By Kallie Gregg
Contributing Writer
Last October, Mariano Rajoy, Spain’s prime minister since 2011, called for a general election to be held in December. That action catalyzed a year of unprecedented chaos in Spain’s parliament. Although Rajoy entered the election with a parliamentary majority and his right-wing Partido Popular (PP) won the most votes, they lost their majority in parliament. That lack of a majority has created a governmental roadblock.
The Spanish parliamentary system is not especially direct. In a congressional election, citizens do not vote for individual candidates, but instead select from a list of paty candidates. The names on these lists are not determined by the public, so citizens don’t decide who they want to represent them, only which party they are most closely aligned with.
If a party obtains a majority of congressional seats, they then declare a prime minister. In the absence of a majority, parties are ostensibly meant to negotiate and form a minority government. However, since the elections in December, and a second attempt at elections in June, negotiations have been unsuccessful. Instead of forming the minority government, Parliament has spent the last nine months in a feedback loop of conversations devolving into argument.
The root of the stagnation lies in the emergence of two new political parties, whose presence greatly disrupted the traditional two-party system.
Spain adopted their constitution and transitioned into democracy in 1978, and since the 1990s, two main parties have dominated the national political scene. One is Rajoy’s PP. The other is the center-left Partido Socialista Obrero Español (PSOE).
The most recent election fragmented Parliament because neither the PP nor PSOE was able to recreate their past success, with the vote divided between four parties instead of two.
One of those is Ciudadanos (citizens, or C’s). Formed in 2006, Ciudadanos range from center-left to center-right, slotting somewhere between the PP and PSOE.
The other is Podemos (“we can”), an upstart leftist party formed in 2014, comprised heavily of younger constituents who fall further left than PSOE.
“The drama is that we’re seeing the end of the two-party system, but it is a terrible agony,” José Ignacio Torreblanca, a commentator for the Spanish newspaper El País, told the New York Times last week.

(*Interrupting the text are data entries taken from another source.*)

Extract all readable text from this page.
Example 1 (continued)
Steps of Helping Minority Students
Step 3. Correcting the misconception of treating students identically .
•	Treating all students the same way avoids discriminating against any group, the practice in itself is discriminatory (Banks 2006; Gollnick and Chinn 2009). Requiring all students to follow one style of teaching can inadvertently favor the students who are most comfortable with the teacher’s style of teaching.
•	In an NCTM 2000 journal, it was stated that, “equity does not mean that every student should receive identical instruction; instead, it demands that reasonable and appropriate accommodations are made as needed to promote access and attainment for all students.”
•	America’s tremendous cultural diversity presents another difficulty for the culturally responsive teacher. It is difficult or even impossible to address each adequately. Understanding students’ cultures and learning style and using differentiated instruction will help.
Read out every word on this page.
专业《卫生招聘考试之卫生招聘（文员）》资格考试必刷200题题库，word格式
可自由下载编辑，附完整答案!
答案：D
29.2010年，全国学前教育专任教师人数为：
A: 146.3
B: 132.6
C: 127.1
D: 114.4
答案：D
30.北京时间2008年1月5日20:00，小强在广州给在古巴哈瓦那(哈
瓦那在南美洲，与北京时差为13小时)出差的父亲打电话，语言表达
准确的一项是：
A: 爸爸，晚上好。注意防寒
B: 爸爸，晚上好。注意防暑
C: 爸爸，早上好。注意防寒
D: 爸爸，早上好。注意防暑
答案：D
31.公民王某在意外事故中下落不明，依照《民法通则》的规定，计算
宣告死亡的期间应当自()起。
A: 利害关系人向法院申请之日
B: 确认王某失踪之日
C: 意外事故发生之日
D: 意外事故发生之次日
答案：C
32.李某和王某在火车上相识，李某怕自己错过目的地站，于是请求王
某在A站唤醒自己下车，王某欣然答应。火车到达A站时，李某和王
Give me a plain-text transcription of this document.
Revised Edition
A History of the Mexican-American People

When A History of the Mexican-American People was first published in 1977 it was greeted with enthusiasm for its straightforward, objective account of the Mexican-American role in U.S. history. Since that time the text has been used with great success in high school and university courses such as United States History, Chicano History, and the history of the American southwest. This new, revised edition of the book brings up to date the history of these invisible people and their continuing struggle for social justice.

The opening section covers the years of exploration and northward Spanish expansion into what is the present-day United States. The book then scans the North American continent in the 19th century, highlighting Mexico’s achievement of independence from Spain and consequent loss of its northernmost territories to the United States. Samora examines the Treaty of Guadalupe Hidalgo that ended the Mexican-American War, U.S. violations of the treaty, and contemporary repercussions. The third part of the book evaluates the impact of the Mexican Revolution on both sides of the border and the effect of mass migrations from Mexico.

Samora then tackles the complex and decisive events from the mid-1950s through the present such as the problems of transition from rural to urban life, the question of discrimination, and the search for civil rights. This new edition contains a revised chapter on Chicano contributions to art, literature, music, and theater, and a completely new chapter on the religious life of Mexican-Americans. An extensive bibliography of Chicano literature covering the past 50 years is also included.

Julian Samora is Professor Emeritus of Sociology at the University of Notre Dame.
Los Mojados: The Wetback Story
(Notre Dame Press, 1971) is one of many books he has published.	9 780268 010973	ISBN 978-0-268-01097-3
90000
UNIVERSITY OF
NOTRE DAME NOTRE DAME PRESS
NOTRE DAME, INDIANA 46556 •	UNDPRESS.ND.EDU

Tensions between PSOE leader Pedro Sánchez and Rajoy mean that their parties are unwilling to form an alliance, and members of PSOE are reluctant to align themselves too closely with Podemos, lest the new party overtakes them in the next election. These kinds of complications exist between all four major parties.
Since last year, and until the next round of elections in December, a caretaker government with limited legislative power has handled the day-to-day required to keep the country running, and unless something changes this fall, this may continue into 2017.
The Spanish people have been waiting almost a year for some resolution. Until an old party regains control, a new party reaches critical mass, or Spanish politicians learn to negotiate, they’ll have to continue their wait. Right now, there’s no end in sight.